Frequently asked questions about Equity Release

How do I qualify for an Equity Release plan?

The criteria varies between providers but as a general rule schemes are available for homeowners aged 55 and above.  You must own your own home and paid off any previous mortgages or be prepared to clear the existing mortgages from the proceeds of the equity release plan.  Your property must have a minimum value and be in a reasonable state or repair.

How do I know which plan is best for me?

It is essential you take specialist advice from an Independent Financial Adviser who will go through your personal circumstances and advise on the most appropriate product to suit your individual needs.

Why do I need an independent solicitor to advise me?

It is a requirement that you take independent advice from a solicitor who is not connected with the provider themselves. Whilst the providers of equity release will have their own solicitors preparing the documentation it is essential you instruct an independent solicitor who can advise you on the paperwork and request the funds on your behalf.  The specialist team at Fisher Jones Greenwood can take you through this process as smoothly as possible.

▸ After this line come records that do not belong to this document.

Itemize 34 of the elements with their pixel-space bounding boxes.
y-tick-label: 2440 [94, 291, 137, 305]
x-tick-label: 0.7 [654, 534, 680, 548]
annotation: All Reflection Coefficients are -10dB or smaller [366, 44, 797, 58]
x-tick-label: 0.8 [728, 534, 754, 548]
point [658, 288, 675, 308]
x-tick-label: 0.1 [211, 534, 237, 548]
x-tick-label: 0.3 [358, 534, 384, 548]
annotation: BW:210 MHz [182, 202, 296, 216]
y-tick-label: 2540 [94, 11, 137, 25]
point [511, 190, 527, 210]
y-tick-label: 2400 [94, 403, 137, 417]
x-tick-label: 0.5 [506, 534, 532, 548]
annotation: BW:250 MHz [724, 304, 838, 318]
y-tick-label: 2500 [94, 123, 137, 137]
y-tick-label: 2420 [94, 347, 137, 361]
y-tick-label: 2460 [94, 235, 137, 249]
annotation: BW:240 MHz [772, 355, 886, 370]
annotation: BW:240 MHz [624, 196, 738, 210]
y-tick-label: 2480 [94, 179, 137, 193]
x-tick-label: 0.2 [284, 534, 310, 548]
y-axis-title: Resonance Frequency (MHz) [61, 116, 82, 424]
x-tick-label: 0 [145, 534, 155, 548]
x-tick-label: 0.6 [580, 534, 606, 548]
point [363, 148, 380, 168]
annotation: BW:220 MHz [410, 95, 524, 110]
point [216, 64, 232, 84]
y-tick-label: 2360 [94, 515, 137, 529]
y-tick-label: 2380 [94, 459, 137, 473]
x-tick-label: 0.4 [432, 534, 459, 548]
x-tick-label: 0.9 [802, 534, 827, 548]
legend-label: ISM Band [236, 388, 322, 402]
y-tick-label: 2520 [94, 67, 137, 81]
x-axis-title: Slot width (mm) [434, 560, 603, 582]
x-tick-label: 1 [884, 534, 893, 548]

How much money can I raise?

This depends on your age and the value of your property.  The older you are the higher percentage you can borrow.  On average this can be between 20% and 50%.

Will I still own my home?

With lifetime mortgages you will continue to have full ownership of your home.  The lifetime mortgage provider takes a legal charge over your home similar to a traditional mortgage.  The main difference being you do not make any repayments until your death or if you move into residential care permanently.  If however you opt for a home reversion scheme the percentage of ownership purchased by the home reversion company transfers to them.  If for example the home reversion company purchases 50% of your home you retain a beneficial interest in the remaining 50% of your home that you own.

How much will I owe at the end of the plan?

When your property is eventually sold the provider will take the original loan amount together with interest that has been rolled up over the loan period.  As long as the provider is a member of the SHIP scheme (Safe Home Income Plan) you will never owe more than the sale value of your property.

Will my children still receive an inheritance?

This will depend on the value of your home when it is sold compared with the amount outstanding under the lifetime mortgageIt is possible to have a protected inheritance option which will enable some cash to pass on to your children on death.

Will Equity Release alter my inheritance tax liability?

For inheritance tax purposes the equity release plan will be treated as a debt against your estate which will in turn reduce your inheritance tax liability.

I am in receipt of benefits will this be affected by taking out Equity Release?

The simple answer to this is any benefits may be affected.  For this reason you should check with the benefits agency before proceeding.